2022, année record pour les levées de fond françaises
2022 restera une année en demi-teinte pour les start-up françaises. Elles ont battu le record de levées de fonds avec 13,5 milliards d’euros en 735 opérations. Si le montant levé augmente de 17% par rapport à 2021, celui du nombre de tours de table (réunion au cours de laquelle les fondateurs de la société et les investisseurs fixent les termes de leur accord : prix des actions, valorisation, modification des statuts, etc.) baisse de 6%.
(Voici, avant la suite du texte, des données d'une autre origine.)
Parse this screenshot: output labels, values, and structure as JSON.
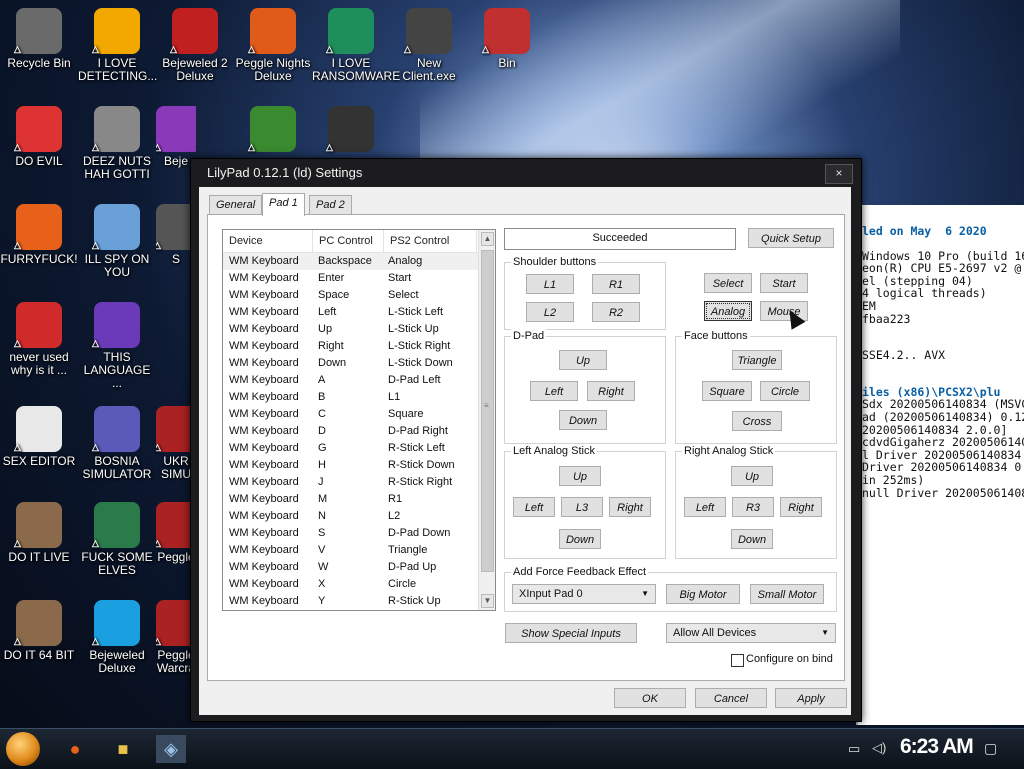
{
  "desktop_icons": [
    {
      "label": "Recycle Bin",
      "icon": "recycle-bin-icon",
      "color": "#6a6a6a"
    },
    {
      "label": "I LOVE DETECTING...",
      "icon": "adobe-de-icon",
      "color": "#f2a800"
    },
    {
      "label": "Bejeweled 2 Deluxe",
      "icon": "bejeweled-2-icon",
      "color": "#c02020"
    },
    {
      "label": "Peggle Nights Deluxe",
      "icon": "peggle-nights-icon",
      "color": "#e05a1a"
    },
    {
      "label": "I LOVE RANSOMWARE",
      "icon": "publisher-icon",
      "color": "#1e8f5a"
    },
    {
      "label": "New Client.exe",
      "icon": "exe-window-icon",
      "color": "#444444"
    },
    {
      "label": "Bin",
      "icon": "bin-icon",
      "color": "#c03030"
    },
    {
      "label": "DO EVIL",
      "icon": "chrome-icon",
      "color": "#dd3333"
    },
    {
      "label": "DEEZ NUTS HAH GOTTI",
      "icon": "copy-windows-icon",
      "color": "#888888"
    },
    {
      "label": "Beje",
      "icon": "bejeweled-icon",
      "color": "#8a3ab8"
    },
    {
      "label": "",
      "icon": "flower-pot-icon",
      "color": "#3a8a30"
    },
    {
      "label": "",
      "icon": "sarcophagus-icon",
      "color": "#333333"
    },
    {
      "label": "FURRYFUCK!",
      "icon": "firefox-icon",
      "color": "#e8611a"
    },
    {
      "label": "ILL SPY ON YOU",
      "icon": "network-spy-icon",
      "color": "#6aa0d8"
    },
    {
      "label": "S",
      "icon": "partial-icon",
      "color": "#555555"
    },
    {
      "label": "never used why is it ...",
      "icon": "devcpp-icon",
      "color": "#d02a2a"
    },
    {
      "label": "THIS LANGUAGE ...",
      "icon": "go-icon",
      "color": "#6a3ab8"
    },
    {
      "label": "SEX EDITOR",
      "icon": "hxd-icon",
      "color": "#e8e8e8"
    },
    {
      "label": "BOSNIA SIMULATOR",
      "icon": "mine-icon",
      "color": "#5a5ab8"
    },
    {
      "label": "UKR SIMU",
      "icon": "partial-icon",
      "color": "#aa2222"
    },
    {
      "label": "DO IT LIVE",
      "icon": "portrait-icon",
      "color": "#8a6a4a"
    },
    {
      "label": "FUCK SOME ELVES",
      "icon": "santa-icon",
      "color": "#2a7a4a"
    },
    {
      "label": "Peggle",
      "icon": "peggle-icon",
      "color": "#aa2222"
    },
    {
      "label": "DO IT 64 BIT",
      "icon": "portrait-64-icon",
      "color": "#8a6a4a"
    },
    {
      "label": "Bejeweled Deluxe",
      "icon": "diamond-icon",
      "color": "#1aa0e0"
    },
    {
      "label": "Peggle Warcra",
      "icon": "peggle-warcraft-icon",
      "color": "#aa2222"
    }
  ],
  "console_lines": [
    {
      "text": "led on May  6 2020",
      "hl": true
    },
    {
      "text": "",
      "hl": false
    },
    {
      "text": "Windows 10 Pro (build 16",
      "hl": false
    },
    {
      "text": "eon(R) CPU E5-2697 v2 @",
      "hl": false
    },
    {
      "text": "el (stepping 04)",
      "hl": false
    },
    {
      "text": "4 logical threads)",
      "hl": false
    },
    {
      "text": "EM",
      "hl": false
    },
    {
      "text": "fbaa223",
      "hl": false
    },
    {
      "text": "",
      "hl": false
    },
    {
      "text": "",
      "hl": false
    },
    {
      "text": "SSE4.2.. AVX",
      "hl": false
    },
    {
      "text": "",
      "hl": false
    },
    {
      "text": "",
      "hl": false
    },
    {
      "text": "iles (x86)\\PCSX2\\plu",
      "hl": true
    },
    {
      "text": "Sdx 20200506140834 (MSVC",
      "hl": false
    },
    {
      "text": "ad (20200506140834) 0.12",
      "hl": false
    },
    {
      "text": "20200506140834 2.0.0]",
      "hl": false
    },
    {
      "text": "cdvdGigaherz 20200506140",
      "hl": false
    },
    {
      "text": "l Driver 20200506140834",
      "hl": false
    },
    {
      "text": "Driver 20200506140834 0",
      "hl": false
    },
    {
      "text": "in 252ms)",
      "hl": false
    },
    {
      "text": "null Driver 202005061408",
      "hl": false
    }
  ],
  "dialog": {
    "title": "LilyPad 0.12.1 (ld) Settings",
    "close": "×",
    "tabs": [
      "General",
      "Pad 1",
      "Pad 2"
    ],
    "list": {
      "headers": [
        "Device",
        "PC Control",
        "PS2 Control"
      ],
      "rows": [
        [
          "WM Keyboard",
          "Backspace",
          "Analog"
        ],
        [
          "WM Keyboard",
          "Enter",
          "Start"
        ],
        [
          "WM Keyboard",
          "Space",
          "Select"
        ],
        [
          "WM Keyboard",
          "Left",
          "L-Stick Left"
        ],
        [
          "WM Keyboard",
          "Up",
          "L-Stick Up"
        ],
        [
          "WM Keyboard",
          "Right",
          "L-Stick Right"
        ],
        [
          "WM Keyboard",
          "Down",
          "L-Stick Down"
        ],
        [
          "WM Keyboard",
          "A",
          "D-Pad Left"
        ],
        [
          "WM Keyboard",
          "B",
          "L1"
        ],
        [
          "WM Keyboard",
          "C",
          "Square"
        ],
        [
          "WM Keyboard",
          "D",
          "D-Pad Right"
        ],
        [
          "WM Keyboard",
          "G",
          "R-Stick Left"
        ],
        [
          "WM Keyboard",
          "H",
          "R-Stick Down"
        ],
        [
          "WM Keyboard",
          "J",
          "R-Stick Right"
        ],
        [
          "WM Keyboard",
          "M",
          "R1"
        ],
        [
          "WM Keyboard",
          "N",
          "L2"
        ],
        [
          "WM Keyboard",
          "S",
          "D-Pad Down"
        ],
        [
          "WM Keyboard",
          "V",
          "Triangle"
        ],
        [
          "WM Keyboard",
          "W",
          "D-Pad Up"
        ],
        [
          "WM Keyboard",
          "X",
          "Circle"
        ],
        [
          "WM Keyboard",
          "Y",
          "R-Stick Up"
        ]
      ],
      "scroll_up": "▲",
      "scroll_down": "▼"
    },
    "status": "Succeeded",
    "quick_setup": "Quick Setup",
    "shoulder": {
      "label": "Shoulder buttons",
      "l1": "L1",
      "r1": "R1",
      "l2": "L2",
      "r2": "R2"
    },
    "misc": {
      "select": "Select",
      "start": "Start",
      "analog": "Analog",
      "mouse": "Mouse"
    },
    "dpad": {
      "label": "D-Pad",
      "up": "Up",
      "left": "Left",
      "right": "Right",
      "down": "Down"
    },
    "face": {
      "label": "Face buttons",
      "triangle": "Triangle",
      "square": "Square",
      "circle": "Circle",
      "cross": "Cross"
    },
    "left_stick": {
      "label": "Left Analog Stick",
      "up": "Up",
      "left": "Left",
      "l3": "L3",
      "right": "Right",
      "down": "Down"
    },
    "right_stick": {
      "label": "Right Analog Stick",
      "up": "Up",
      "left": "Left",
      "r3": "R3",
      "right": "Right",
      "down": "Down"
    },
    "force_feedback": {
      "label": "Add Force Feedback Effect",
      "device": "XInput Pad 0",
      "big_motor": "Big Motor",
      "small_motor": "Small Motor"
    },
    "show_special": "Show Special Inputs",
    "allow_devices": "Allow All Devices",
    "configure_on_bind": "Configure on bind",
    "ok": "OK",
    "cancel": "Cancel",
    "apply": "Apply"
  },
  "taskbar": {
    "clock": "6:23 AM",
    "start_color": "#e08a1a"
  }
}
Pour remettre en perspective ce chiffre, il faut rappeler que 2021 était déjà une année exceptionnelle. La French Tech (le label créé par le gouvernement pour parler de l’écosystème des start-up françaises) augmentait les montants levés de +115%, et les opérations de +26% par rapport à 2020. Que les start-up françaises parviennent à dépasser encore ces chiffres records dans un contexte de crise aux États-Unis est d’autant plus impressionnant pour l’écosystème tricolore.
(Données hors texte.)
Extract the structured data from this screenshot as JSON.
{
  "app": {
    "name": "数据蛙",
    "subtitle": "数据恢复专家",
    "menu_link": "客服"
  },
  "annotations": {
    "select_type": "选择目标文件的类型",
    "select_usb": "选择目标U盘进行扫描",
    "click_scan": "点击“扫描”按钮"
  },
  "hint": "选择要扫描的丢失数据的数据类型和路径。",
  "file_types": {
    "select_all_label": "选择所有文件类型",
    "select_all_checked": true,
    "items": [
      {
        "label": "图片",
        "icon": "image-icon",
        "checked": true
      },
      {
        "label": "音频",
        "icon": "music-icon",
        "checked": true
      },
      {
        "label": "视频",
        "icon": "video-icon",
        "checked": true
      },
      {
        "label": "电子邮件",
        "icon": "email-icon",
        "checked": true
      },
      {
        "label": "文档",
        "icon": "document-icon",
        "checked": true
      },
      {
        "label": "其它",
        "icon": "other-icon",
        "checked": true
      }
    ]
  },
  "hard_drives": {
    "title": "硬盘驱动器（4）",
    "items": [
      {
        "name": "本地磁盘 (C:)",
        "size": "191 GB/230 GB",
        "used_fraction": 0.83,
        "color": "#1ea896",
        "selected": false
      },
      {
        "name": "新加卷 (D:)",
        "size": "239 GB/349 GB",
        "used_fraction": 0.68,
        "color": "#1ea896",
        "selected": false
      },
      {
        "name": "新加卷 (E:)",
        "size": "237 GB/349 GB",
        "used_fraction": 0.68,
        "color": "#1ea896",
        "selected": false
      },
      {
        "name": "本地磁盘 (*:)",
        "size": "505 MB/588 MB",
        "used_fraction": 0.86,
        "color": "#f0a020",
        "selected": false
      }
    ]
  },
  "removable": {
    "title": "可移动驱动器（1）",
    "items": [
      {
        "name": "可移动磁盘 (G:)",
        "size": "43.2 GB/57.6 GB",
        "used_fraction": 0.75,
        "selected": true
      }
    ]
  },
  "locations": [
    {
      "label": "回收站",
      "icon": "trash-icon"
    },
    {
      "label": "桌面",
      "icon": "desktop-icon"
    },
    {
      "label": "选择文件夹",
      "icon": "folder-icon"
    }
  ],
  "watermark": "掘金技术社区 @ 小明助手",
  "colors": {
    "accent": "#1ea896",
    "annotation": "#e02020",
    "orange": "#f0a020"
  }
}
L’année 2022 a été plutôt stable et régulière dans la répartition des levées de fonds. On ne remarque pas de fort ralentissement ou un impact particulier de la situation aux États-Unis qui commence à se dégrader à partir du mois de mai.
Le creux du mois d’août est le même qu’en 2018 et 2019 et s’explique par les congés d’été.
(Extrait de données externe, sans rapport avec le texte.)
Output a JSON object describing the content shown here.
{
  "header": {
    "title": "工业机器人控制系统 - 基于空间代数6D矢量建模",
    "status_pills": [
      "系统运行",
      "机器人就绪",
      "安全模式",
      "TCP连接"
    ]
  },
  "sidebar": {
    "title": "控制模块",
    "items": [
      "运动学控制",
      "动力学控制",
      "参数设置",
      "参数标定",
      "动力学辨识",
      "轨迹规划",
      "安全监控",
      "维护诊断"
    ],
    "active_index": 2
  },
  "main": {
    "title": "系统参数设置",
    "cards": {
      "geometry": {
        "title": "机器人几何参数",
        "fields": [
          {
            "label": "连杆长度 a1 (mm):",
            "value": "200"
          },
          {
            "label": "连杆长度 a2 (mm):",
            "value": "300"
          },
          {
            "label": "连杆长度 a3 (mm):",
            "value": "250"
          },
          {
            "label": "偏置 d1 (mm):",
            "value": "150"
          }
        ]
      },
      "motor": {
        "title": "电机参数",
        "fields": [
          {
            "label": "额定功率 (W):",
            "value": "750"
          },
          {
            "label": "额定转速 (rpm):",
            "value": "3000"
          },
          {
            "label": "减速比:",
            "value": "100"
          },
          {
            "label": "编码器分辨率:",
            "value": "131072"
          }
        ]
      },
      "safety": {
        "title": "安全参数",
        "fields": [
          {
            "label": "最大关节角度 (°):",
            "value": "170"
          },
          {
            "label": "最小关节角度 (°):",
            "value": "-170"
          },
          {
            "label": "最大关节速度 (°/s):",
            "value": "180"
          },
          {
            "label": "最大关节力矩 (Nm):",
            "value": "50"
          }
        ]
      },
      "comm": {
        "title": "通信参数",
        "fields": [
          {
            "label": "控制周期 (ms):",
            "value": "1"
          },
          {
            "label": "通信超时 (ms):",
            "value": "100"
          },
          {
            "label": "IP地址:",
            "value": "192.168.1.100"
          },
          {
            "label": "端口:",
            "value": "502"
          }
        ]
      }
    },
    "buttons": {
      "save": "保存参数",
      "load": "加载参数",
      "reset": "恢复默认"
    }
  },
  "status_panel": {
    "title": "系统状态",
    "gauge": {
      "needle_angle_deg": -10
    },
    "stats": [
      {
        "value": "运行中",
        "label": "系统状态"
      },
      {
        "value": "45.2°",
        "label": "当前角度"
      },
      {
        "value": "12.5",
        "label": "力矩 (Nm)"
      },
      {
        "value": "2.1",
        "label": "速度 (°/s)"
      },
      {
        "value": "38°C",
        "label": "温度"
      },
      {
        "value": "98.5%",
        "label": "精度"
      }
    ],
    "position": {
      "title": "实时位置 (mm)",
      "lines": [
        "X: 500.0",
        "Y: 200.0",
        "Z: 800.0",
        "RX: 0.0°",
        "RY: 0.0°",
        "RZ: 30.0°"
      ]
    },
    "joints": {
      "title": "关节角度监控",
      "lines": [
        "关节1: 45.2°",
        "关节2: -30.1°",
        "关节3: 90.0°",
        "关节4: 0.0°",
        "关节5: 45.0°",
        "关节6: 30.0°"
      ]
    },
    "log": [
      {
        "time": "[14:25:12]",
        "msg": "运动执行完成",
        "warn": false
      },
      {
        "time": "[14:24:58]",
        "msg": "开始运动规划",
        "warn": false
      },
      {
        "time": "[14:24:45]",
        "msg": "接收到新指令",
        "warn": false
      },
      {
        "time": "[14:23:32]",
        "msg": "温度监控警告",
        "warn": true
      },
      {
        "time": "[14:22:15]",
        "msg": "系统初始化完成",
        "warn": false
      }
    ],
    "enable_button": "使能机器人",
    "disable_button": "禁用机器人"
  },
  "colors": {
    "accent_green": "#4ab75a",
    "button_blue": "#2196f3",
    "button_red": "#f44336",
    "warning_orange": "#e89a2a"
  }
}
C’est le premier semestre qui a pesé lourd avec 8,4 milliards d’euros et des levées de fonds importantes :
- Janvier : 486 millions d’euros pour Qonto et 450 millions d’euros avec Back Market en janvier
- Mars : Doctolib lève 500 millions d’euros
- Mai : Alan double sa valorisation après un tour de table de 183 millions d’euros
Le podium 2022 est occupé par trois secteurs :
- Le logiciel SaaS (+66% de croissance) : Payfit, Ecovadis, Hugging Face, Front, Spendesk
- La FinTech/AssurTech : Qonto, Spendesk, Payfit, Younited
- La Santé/MedTech : Doctolib, Padoa, Owkin
Juste derrière, on retrouve trois secteurs portés par l’innovation et les enjeux sociétaux actuels :
- La FoodTech : Not So Dark, Innovafeed, Invers, Gourmet, Umiami, La Vie
- Le Développement durable, l’Énergie, l’Environnement : EcoVadis, Deepki, Sweep, Greenly, Zeplug, Bump, Electra
- L’Intelligence Artificielle : Diabeloop, Photoroom, yzr
L’année 2022 a donc été bonne sur le marché français. Sauvegardé par une politique plus conservatrice en termes de protection de l’emploi, le climat délétère américain n’est pas venu perturber l’optimisme des investisseurs dans l’Hexagone. Il faut dire que le développement des start-up est une des priorités du gouvernement depuis 2012.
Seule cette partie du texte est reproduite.